Pour un candidat, l’essentiel est d’être reconnu. Le citoyen doit être le moins surpris possible au moment de découvrir les petites listes bleues. Quand il fait son choix, c’est l’étincelle, doublée d’une lueur de sympathie que lui aura inspirée l’un ou l’autre des candidats. Ainsi éclairé, il vote dans le pathos et la bonne humeur.
Mais regardons ces affiches de plus près. D’abord, on constate que Steiert et Siggen ont tout bon. Légèrement de profil, ils regardent à droite, autrement dit vers l’avenir. Parce qu’on lit de gauche à droite, on a tendance à situer le futur de ce côté-ci de l’image. Les candidats à gauche, leurs slogans à droite, leurs propos comme autant de promesses pour des lendemains qui chantent.


Le candidat au grand cœur
«Avec le cœur et la raison», nous dit Siggen. Le dit-il vraiment? La phrase n’a pas plus de référent qu’elle a un verbe ou un sujet. Ça pourrait tout aussi bien venir de son parti le PDC. La préposition «avec» marque à la fois le rapport, la simultanéité et la manière. Siggen a du cœur et de la raison. Avec Siggen, on a les deux en même temps. Voter Siggen, c’est voter avec son cœur et sa raison.
En tous les cas, on reconnaît bien là les démocrates-chrétiens qui cherchent à réussir le grand écart entre une aile sociale et une aile libérale. Allier le cœur avec la raison économique, c’est aussi une manière toute giscardienne de s’attaquer aux socialistes et à leur monopole du cœur.


Un père pour Fribourg
«Le meilleur pour vos enfants et pour Fribourg», lit-on du côté de Steiert. Toujours pas de verbe, mais un sujet double et un énonciateur mystère. Le meilleur? Ce qu’il y a de plus valable, ce que l’on souhaite à quelqu’un, en l’occurrence aux petits Fribourgeois et au canton. Notons au passage que mentionner les enfants c’est non seulement évoquer symboliquement l’avenir, c’est aussi une manière pour Steiert de se profiler pour le poste de ministre de l’Education. Ce que ne fait pas Siggen sur son affiche.
Le meilleur, c’est aussi celui que personne ne surpasse, comprenez Jean-François Steiert dans ce cas. Le meilleur pourquoi et pour quoi faire? On ne nous dit rien.
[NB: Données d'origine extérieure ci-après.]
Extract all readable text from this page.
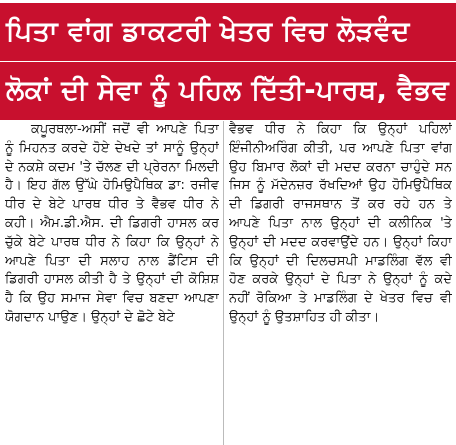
ਪਿਤਾ ਵਾਂਗ ਡਾਕਟਰੀ ਖੇਤਰ ਵਿਚ ਲੋੜਵੰਦ
ਲੋਕਾਂ ਦੀ ਸੇਵਾ ਨੂੰ ਪਹਿਲ ਦਿੱਤੀ-ਪਾਰਥ, ਵੈਭਵ

ਕਪੂਰਥਲਾ-ਅਸੀਂ ਜਦੋਂ ਵੀ ਆਪਣੇ ਪਿਤਾ ਨੂੰ ਮਿਹਨਤ ਕਰਦੇ ਹੋਏ ਦੇਖਦੇ ਤਾਂ ਸਾਨੂੰ ਉਨ੍ਹਾਂ ਦੇ ਨਕਸ਼ੇ ਕਦਮ 'ਤੇ ਚੱਲਣ ਦੀ ਪ੍ਰੇਰਨਾ ਮਿਲਦੀ ਹੈ। ਇਹ ਗੱਲ ਉੱਘੇ ਹੋਮਿਉਪੈਥਿਕ ਡਾ: ਰਜੀਵ ਧੀਰ ਦੇ ਬੇਟੇ ਪਾਰਥ ਧੀਰ ਤੇ ਵੈਭਵ ਧੀਰ ਨੇ ਕਹੀ। ਐਮ.ਡੀ.ਐਸ. ਦੀ ਡਿਗਰੀ ਹਾਸਲ ਕਰ ਚੁੱਕੇ ਬੇਟੇ ਪਾਰਥ ਧੀਰ ਨੇ ਕਿਹਾ ਕਿ ਉਨ੍ਹਾਂ ਨੇ ਆਪਣੇ ਪਿਤਾ ਦੀ ਸਲਾਹ ਨਾਲ ਡੈਂਟਿਸ ਦੀ ਡਿਗਰੀ ਹਾਸਲ ਕੀਤੀ ਹੈ ਤੇ ਉਨ੍ਹਾਂ ਦੀ ਕੋਸ਼ਿਸ਼ ਹੈ ਕਿ ਉਹ ਸਮਾਜ ਸੇਵਾ ਵਿਚ ਬਣਦਾ ਆਪਣਾ ਯੋਗਦਾਨ ਪਾਉਣ। ਉਨ੍ਹਾਂ ਦੇ ਛੋਟੇ ਬੇਟੇ

ਵੈਭਵ ਧੀਰ ਨੇ ਕਿਹਾ ਕਿ ਉਨ੍ਹਾਂ ਪਹਿਲਾਂ ਇੰਜੀਨੀਅਰਿੰਗ ਕੀਤੀ, ਪਰ ਆਪਣੇ ਪਿਤਾ ਵਾਂਗ ਉਹ ਬਿਮਾਰ ਲੋਕਾਂ ਦੀ ਮਦਦ ਕਰਨਾ ਚਾਹੁੰਦੇ ਸਨ ਜਿਸ ਨੂੰ ਮੱਦੇਨਜ਼ਰ ਰੱਖਦਿਆਂ ਉਹ ਹੋਮਿਉਪੈਥਿਕ ਦੀ ਡਿਗਰੀ ਰਾਜਸਥਾਨ ਤੋਂ ਕਰ ਰਹੇ ਹਨ ਤੇ ਆਪਣੇ ਪਿਤਾ ਨਾਲ ਉਨ੍ਹਾਂ ਦੀ ਕਲੀਨਿਕ 'ਤੇ ਉਨ੍ਹਾਂ ਦੀ ਮਦਦ ਕਰਵਾਉਂਦੇ ਹਨ। ਉਨ੍ਹਾਂ ਕਿਹਾ ਕਿ ਉਨ੍ਹਾਂ ਦੀ ਦਿਲਚਸਪੀ ਮਾਡਲਿੰਗ ਵੱਲ ਵੀ ਹੋਣ ਕਰਕੇ ਉਨ੍ਹਾਂ ਦੇ ਪਿਤਾ ਨੇ ਉਨ੍ਹਾਂ ਨੂੰ ਕਦੇ ਨਹੀਂ ਰੋਕਿਆ ਤੇ ਮਾਡਲਿੰਗ ਦੇ ਖੇਤਰ ਵਿਚ ਵੀ ਉਨ੍ਹਾਂ ਨੂੰ ਉਤਸ਼ਾਹਿਤ ਹੀ ਕੀਤਾ।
En revanche, on nous met les points sur les «i» quand il s’agit de savoir pour qui. Or, ne fallait-il pas dire «Le meilleur pour nos enfants» plutôt que «Le meilleur pour vos enfants»? D’autant que Jean-François Steiert à deux filles.
Peut-être que le meilleur a déjà cours chez les Steiert. Il ne lui reste qu’à souhaiter le meilleur pour les autres. Ou peut-être que c’est le Parti socialiste qui parle: «Le meilleur pour vos enfants, c’est Jean-François Steiert. On a donné Steiert à nos enfants, ils sont très contents. Jean-François Steiert, le père de la nation socialiste. Faites-en un père pour Fribourg.»
Morale de l’histoire: les candidats affichent leur individualité à la télé et dans les journaux, ils restent très partisans quand ils s’affichent sur les murs.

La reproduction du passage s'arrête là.